Police in Thames Valley, Hampshire and West Midlands are to test every driver they stop to check they can read a number place 20m (65ft) in the distance.
The Driver & Vehicle Licensing Agency (DVLA) could revoke the driver’s licence if police fear other people could be endangered by them staying on the road.
The issue of drivers with defective eyesight has been under the spotlight in recent years.
A high-profile court case following the death of Poppy-Arabella Clark prompted calls last year for the law in this area to be tightened.
The three-year-old was killed by a 73-year-old motorist who had ignored opticians’ warnings not to drive and was not wearing his glasses at the time.
At the moment, the only mandatory examination of a driver's vision is when they are taking their driving test.
But drivers must realise that under the current rules, you are committing an offence if you drive with uncorrected defective eyesight and you could pay the penalty.

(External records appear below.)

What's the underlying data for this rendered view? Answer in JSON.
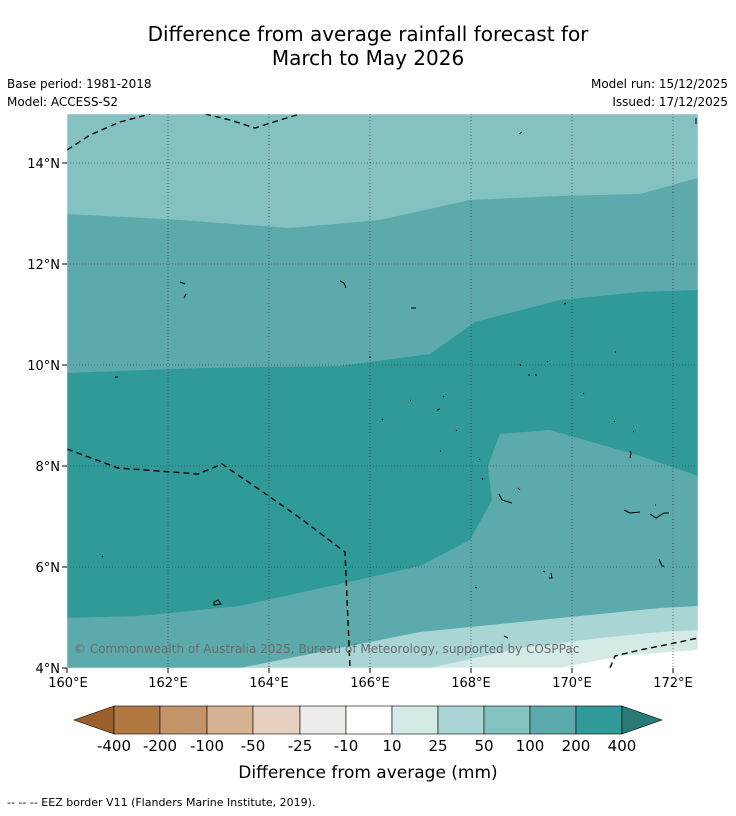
{
  "header": {
    "title_line1": "Difference from average rainfall forecast for",
    "title_line2": "March to May 2026",
    "base_period": "Base period: 1981-2018",
    "model": "Model: ACCESS-S2",
    "model_run": "Model run: 15/12/2025",
    "issued": "Issued: 17/12/2025"
  },
  "map": {
    "lon_ticks": [
      "160°E",
      "162°E",
      "164°E",
      "166°E",
      "168°E",
      "170°E",
      "172°E"
    ],
    "lat_ticks": [
      "4°N",
      "6°N",
      "8°N",
      "10°N",
      "12°N",
      "14°N"
    ],
    "copyright": "© Commonwealth of Australia 2025, Bureau of Meteorology, supported by COSPPac"
  },
  "legend": {
    "title": "Difference from average (mm)",
    "labels": [
      "-400",
      "-200",
      "-100",
      "-50",
      "-25",
      "-10",
      "10",
      "25",
      "50",
      "100",
      "200",
      "400"
    ],
    "colors": [
      "#9a5f2b",
      "#b07840",
      "#c29467",
      "#d4b292",
      "#e6d1c0",
      "#edebe7",
      "#ffffff",
      "#d4eae7",
      "#a9d6d4",
      "#84c1c1",
      "#5caaab",
      "#309a99",
      "#2a7a78"
    ]
  },
  "footnote": "--  --  -- EEZ border V11 (Flanders Marine Institute, 2019)."
}
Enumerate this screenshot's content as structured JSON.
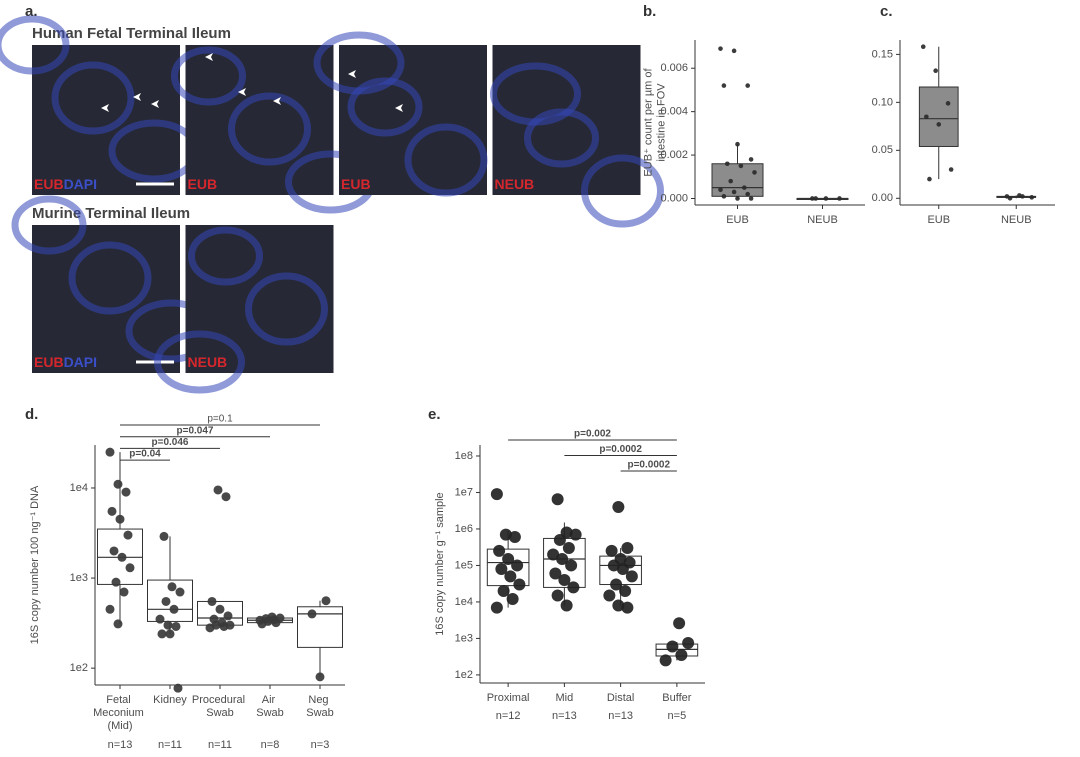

Regardless of what part of the country you are in, a police officer can request you to submit to an eye-test. It is an offence to fail or refuse to comply which can result in three penalty points or a discretionary disqualification.
Aside from that, you also have an ongoing duty to report any medical condition affecting your driving to the DVLA. If you do not tell the DVLA of such a condition you can be prosecuted and fined up to £1,000.
This issue can also come to light after a standard eye test. If an opthalmologist or optometrist has concerns over your visual field, ‘peripheral’ vision or central vision and they know you have a driving licence, they should report those concerns.
You must meet the DVLA’s minimum eyesight standards for driving or your licence will be revoked.
Drivers who seek to have their licence reinstated will have to re-apply for a licence and pay the fee again.
The DVLA may require evidence that their vision is up to standard and insist on an additional eye test before they can take to the road.